Even with the pandemic forcing dental offices to close or operate at a dramatically reduced capacity, Align Technology (NASDAQ:ALGN) increased its quarterly revenue by 21% year over year with strong sales of its Invisalign teeth straightener devices. When things get back to normal and people face fewer barriers to seeking preventative dental care, sales will likely grow alongside the stock. There’s also evidence of pent-up demand that’s waiting to be unleashed; the company’s social media marketing campaign generated 118% more leads compared to the same quarter last year.

These leads refer consumers to licensed practitioners, but they also serve to evangelize the brand to clinicians who may not have heard of the technology. As more and more dentists use Invisalign, Align will also experience higher revenue from maintenance contracts on the hardware that fits the straighteners to patients’ teeth. This is strongly positive for its long-term revenue potential because it means more and more recurring sales. And as if all that weren’t enough, Align also plans to continue repurchasing its outstanding shares, which should provide even more upward pressure on its price.

Will Teladoc settle into its market next year?

This year has been absolutely explosive for Teladoc Health (NYSE:TDOC). With people everywhere forced to stay home and avoid in-person visits to their doctors, telemedicine became mainstream overnight. Using its roster of doctors and its capable online booking system, Teladoc was in the right place at the right time, linking anxious patients to healthcare providers over the internet. As its number of digital visits in the third quarter skyrocketed by more than 200% year over year, quarterly revenue increased by a whopping 109% to reach $288.8 million. It’s clear that without a catalyst like stay-at-home orders and a global pandemic, the company won’t be able to post similar growth next year.

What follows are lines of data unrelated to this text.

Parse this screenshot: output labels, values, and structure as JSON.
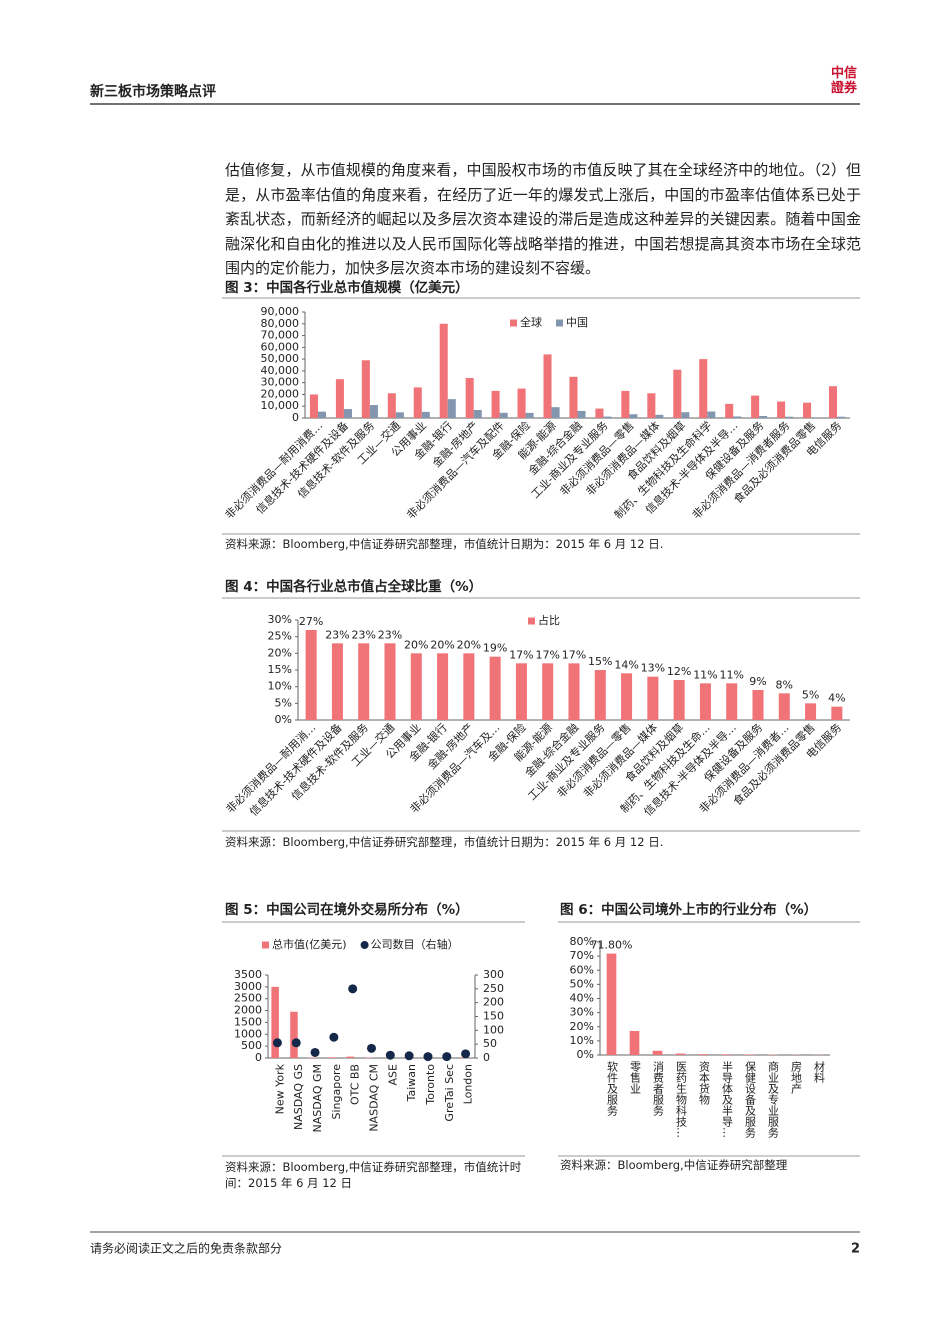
{
  "header": {
    "title": "新三板市场策略点评",
    "logo": "中信證券"
  },
  "body": {
    "paragraph": "估值修复，从市值规模的角度来看，中国股权市场的市值反映了其在全球经济中的地位。（2）但是，从市盈率估值的角度来看，在经历了近一年的爆发式上涨后，中国的市盈率估值体系已处于紊乱状态，而新经济的崛起以及多层次资本建设的滞后是造成这种差异的关键因素。随着中国金融深化和自由化的推进以及人民币国际化等战略举措的推进，中国若想提高其资本市场在全球范围内的定价能力，加快多层次资本市场的建设刻不容缓。"
  },
  "chart_data": [
    {
      "type": "bar",
      "title": "图 3：中国各行业总市值规模（亿美元）",
      "categories": [
        "非必须消费品—耐用消费…",
        "信息技术-技术硬件及设备",
        "信息技术-软件及服务",
        "工业—交通",
        "公用事业",
        "金融-银行",
        "金融-房地产",
        "非必须消费品—汽车及配件",
        "金融-保险",
        "能源-能源",
        "金融-综合金融",
        "工业-商业及专业服务",
        "非必须消费品—零售",
        "非必须消费品—媒体",
        "食品饮料及烟草",
        "制药、生物科技及生命科学",
        "信息技术-半导体及半导…",
        "保健设备及服务",
        "非必须消费品—消费者服务",
        "食品及必须消费品零售",
        "电信服务"
      ],
      "series": [
        {
          "name": "全球",
          "color": "#f07378",
          "values": [
            20000,
            33000,
            49000,
            21000,
            26000,
            80000,
            34000,
            23000,
            25000,
            54000,
            35000,
            8000,
            23000,
            21000,
            41000,
            50000,
            12000,
            19000,
            14000,
            13000,
            27000
          ]
        },
        {
          "name": "中国",
          "color": "#8296b0",
          "values": [
            5400,
            7600,
            11000,
            4800,
            5200,
            16000,
            6800,
            4400,
            4300,
            9200,
            6000,
            1200,
            3200,
            2700,
            4900,
            5500,
            1300,
            1700,
            1100,
            650,
            1100
          ]
        }
      ],
      "ylim": [
        0,
        90000
      ],
      "yticks": [
        0,
        {
          "value": 10000,
          "label": "10,000"
        },
        {
          "value": 20000,
          "label": "20,000"
        },
        {
          "value": 30000,
          "label": "30,000"
        },
        {
          "value": 40000,
          "label": "40,000"
        },
        {
          "value": 50000,
          "label": "50,000"
        },
        {
          "value": 60000,
          "label": "60,000"
        },
        {
          "value": 70000,
          "label": "70,000"
        },
        {
          "value": 80000,
          "label": "80,000"
        },
        {
          "value": 90000,
          "label": "90,000"
        }
      ],
      "legend": "top",
      "source": "资料来源：Bloomberg,中信证券研究部整理，市值统计日期为：2015 年 6 月 12 日."
    },
    {
      "type": "bar",
      "title": "图 4：中国各行业总市值占全球比重（%）",
      "categories": [
        "非必须消费品—耐用消…",
        "信息技术-技术硬件及设备",
        "信息技术-软件及服务",
        "工业—交通",
        "公用事业",
        "金融-银行",
        "金融-房地产",
        "非必须消费品—汽车及…",
        "金融-保险",
        "能源-能源",
        "金融-综合金融",
        "工业-商业及专业服务",
        "非必须消费品—零售",
        "非必须消费品—媒体",
        "食品饮料及烟草",
        "制药、生物科技及生命…",
        "信息技术-半导体及半导…",
        "保健设备及服务",
        "非必须消费品—消费者…",
        "食品及必须消费品零售",
        "电信服务"
      ],
      "series": [
        {
          "name": "占比",
          "color": "#f07378",
          "values": [
            27,
            23,
            23,
            23,
            20,
            20,
            20,
            19,
            17,
            17,
            17,
            15,
            14,
            13,
            12,
            11,
            11,
            9,
            8,
            5,
            4
          ],
          "value_labels": [
            "27%",
            "23%",
            "23%",
            "23%",
            "20%",
            "20%",
            "20%",
            "19%",
            "17%",
            "17%",
            "17%",
            "15%",
            "14%",
            "13%",
            "12%",
            "11%",
            "11%",
            "9%",
            "8%",
            "5%",
            "4%"
          ]
        }
      ],
      "ylim": [
        0,
        30
      ],
      "yticks": [
        {
          "value": 0,
          "label": "0%"
        },
        {
          "value": 5,
          "label": "5%"
        },
        {
          "value": 10,
          "label": "10%"
        },
        {
          "value": 15,
          "label": "15%"
        },
        {
          "value": 20,
          "label": "20%"
        },
        {
          "value": 25,
          "label": "25%"
        },
        {
          "value": 30,
          "label": "30%"
        }
      ],
      "legend": "top",
      "source": "资料来源：Bloomberg,中信证券研究部整理，市值统计日期为：2015 年 6 月 12 日."
    },
    {
      "type": "combo",
      "title": "图 5：中国公司在境外交易所分布（%）",
      "categories": [
        "New York",
        "NASDAQ GS",
        "NASDAQ GM",
        "Singapore",
        "OTC BB",
        "NASDAQ CM",
        "ASE",
        "Taiwan",
        "Toronto",
        "GreTai Sec",
        "London"
      ],
      "series": [
        {
          "name": "总市值(亿美元)",
          "type": "bar",
          "color": "#f07378",
          "values": [
            3000,
            1950,
            20,
            30,
            60,
            20,
            10,
            5,
            5,
            5,
            30
          ]
        },
        {
          "name": "公司数目（右轴）",
          "type": "scatter",
          "axis": "y2",
          "color": "#14284a",
          "values": [
            55,
            55,
            20,
            75,
            250,
            35,
            10,
            8,
            5,
            5,
            15
          ]
        }
      ],
      "ylim": [
        0,
        3500
      ],
      "yticks": [
        0,
        500,
        1000,
        1500,
        2000,
        2500,
        3000,
        3500
      ],
      "y2lim": [
        0,
        300
      ],
      "y2ticks": [
        0,
        50,
        100,
        150,
        200,
        250,
        300
      ],
      "legend": "top",
      "source": "资料来源：Bloomberg,中信证券研究部整理，市值统计时间：2015 年 6 月 12 日"
    },
    {
      "type": "bar",
      "title": "图 6：中国公司境外上市的行业分布（%）",
      "categories": [
        "软件及服务",
        "零售业",
        "消费者服务",
        "医药生物科技…",
        "资本货物",
        "半导体及半导…",
        "保健设备及服务",
        "商业及专业服务",
        "房地产",
        "材料"
      ],
      "color": "#f07378",
      "values": [
        71.8,
        17,
        3,
        1,
        0.6,
        0.5,
        0.4,
        0.3,
        0.2,
        0.2
      ],
      "value_labels": [
        "71.80%",
        null,
        null,
        null,
        null,
        null,
        null,
        null,
        null,
        null
      ],
      "ylim": [
        0,
        80
      ],
      "yticks": [
        {
          "value": 0,
          "label": "0%"
        },
        {
          "value": 10,
          "label": "10%"
        },
        {
          "value": 20,
          "label": "20%"
        },
        {
          "value": 30,
          "label": "30%"
        },
        {
          "value": 40,
          "label": "40%"
        },
        {
          "value": 50,
          "label": "50%"
        },
        {
          "value": 60,
          "label": "60%"
        },
        {
          "value": 70,
          "label": "70%"
        },
        {
          "value": 80,
          "label": "80%"
        }
      ],
      "source": "资料来源：Bloomberg,中信证券研究部整理"
    }
  ],
  "footer": {
    "disclaimer": "请务必阅读正文之后的免责条款部分",
    "page": "2"
  }
}
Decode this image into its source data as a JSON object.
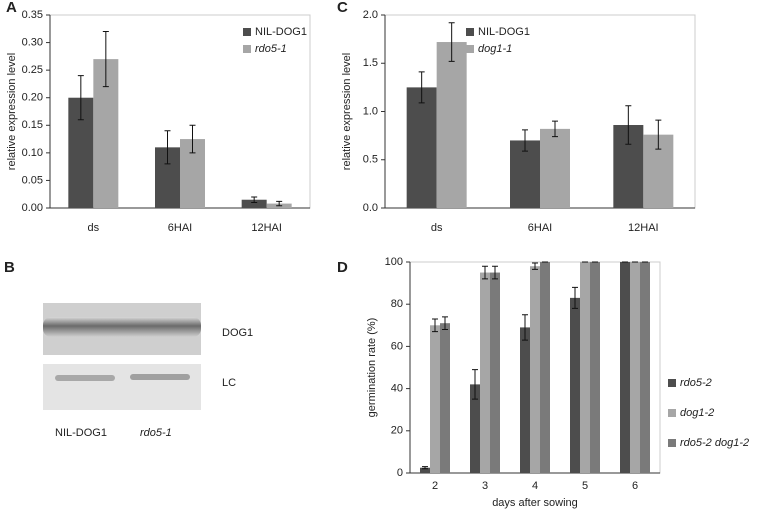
{
  "chart_data": [
    {
      "type": "bar",
      "label": "A",
      "ylabel": "relative expression level",
      "categories": [
        "ds",
        "6HAI",
        "12HAI"
      ],
      "series": [
        {
          "name": "NIL-DOG1",
          "color": "#4d4d4d",
          "italic": false,
          "values": [
            0.2,
            0.11,
            0.015
          ],
          "errors": [
            0.04,
            0.03,
            0.005
          ]
        },
        {
          "name": "rdo5-1",
          "color": "#a6a6a6",
          "italic": true,
          "values": [
            0.27,
            0.125,
            0.008
          ],
          "errors": [
            0.05,
            0.025,
            0.004
          ]
        }
      ],
      "ylim": [
        0,
        0.35
      ],
      "yticks": [
        {
          "value": 0,
          "label": "0.00"
        },
        0.05,
        {
          "value": 0.1,
          "label": "0.10"
        },
        0.15,
        {
          "value": 0.2,
          "label": "0.20"
        },
        0.25,
        {
          "value": 0.3,
          "label": "0.30"
        },
        0.35
      ],
      "legend": "top-right"
    },
    {
      "type": "bar",
      "label": "C",
      "ylabel": "relative expression level",
      "categories": [
        "ds",
        "6HAI",
        "12HAI"
      ],
      "series": [
        {
          "name": "NIL-DOG1",
          "color": "#4d4d4d",
          "italic": false,
          "values": [
            1.25,
            0.7,
            0.86
          ],
          "errors": [
            0.16,
            0.11,
            0.2
          ]
        },
        {
          "name": "dog1-1",
          "color": "#a6a6a6",
          "italic": true,
          "values": [
            1.72,
            0.82,
            0.76
          ],
          "errors": [
            0.2,
            0.08,
            0.15
          ]
        }
      ],
      "ylim": [
        0,
        2
      ],
      "yticks": [
        {
          "value": 0,
          "label": "0.0"
        },
        0.5,
        {
          "value": 1,
          "label": "1.0"
        },
        1.5,
        {
          "value": 2,
          "label": "2.0"
        }
      ],
      "legend": "top-right"
    },
    {
      "type": "bar",
      "label": "D",
      "ylabel": "germination rate (%)",
      "xlabel": "days after sowing",
      "categories": [
        "2",
        "3",
        "4",
        "5",
        "6"
      ],
      "series": [
        {
          "name": "rdo5-2",
          "color": "#4d4d4d",
          "italic": true,
          "values": [
            2.5,
            42,
            69,
            83,
            100
          ],
          "errors": [
            0.5,
            7,
            6,
            5,
            0
          ]
        },
        {
          "name": "dog1-2",
          "color": "#a6a6a6",
          "italic": true,
          "values": [
            70,
            95,
            98,
            100,
            100
          ],
          "errors": [
            3,
            3,
            1.5,
            0,
            0
          ]
        },
        {
          "name": "rdo5-2 dog1-2",
          "color": "#7a7a7a",
          "italic": true,
          "values": [
            71,
            95,
            100,
            100,
            100
          ],
          "errors": [
            3,
            3,
            0,
            0,
            0
          ]
        }
      ],
      "ylim": [
        0,
        100
      ],
      "yticks": [
        0,
        20,
        40,
        60,
        80,
        100
      ],
      "legend": "right"
    }
  ],
  "blot": {
    "label": "B",
    "bands": [
      "DOG1",
      "LC"
    ],
    "lanes": [
      "NIL-DOG1",
      "rdo5-1"
    ]
  }
}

But if Teladoc can prove that its care model can be profitable even when people aren’t confined to their homes, it’ll still be a powerhouse. Right now, Teladoc isn’t profitable, but it’s making rapid progress, even when taking the costs of its recent merger with Livongo Health into account. Similarly, management claims that 76% of U.S. consumers are now interested in using telehealth, and the company’s membership base will be more than 50 million people by the end of this year. In other words, the company is well positioned in a rapidly growing market that it is serving more efficiently than before, which could make it a monster in 2021 and beyond. Don’t let the stock’s poor performance in the wake of the coronavirus vaccine announcements dissuade you: People will still want to have a doctor they can talk to anytime even when it’s safe to visit their primary care clinic in person.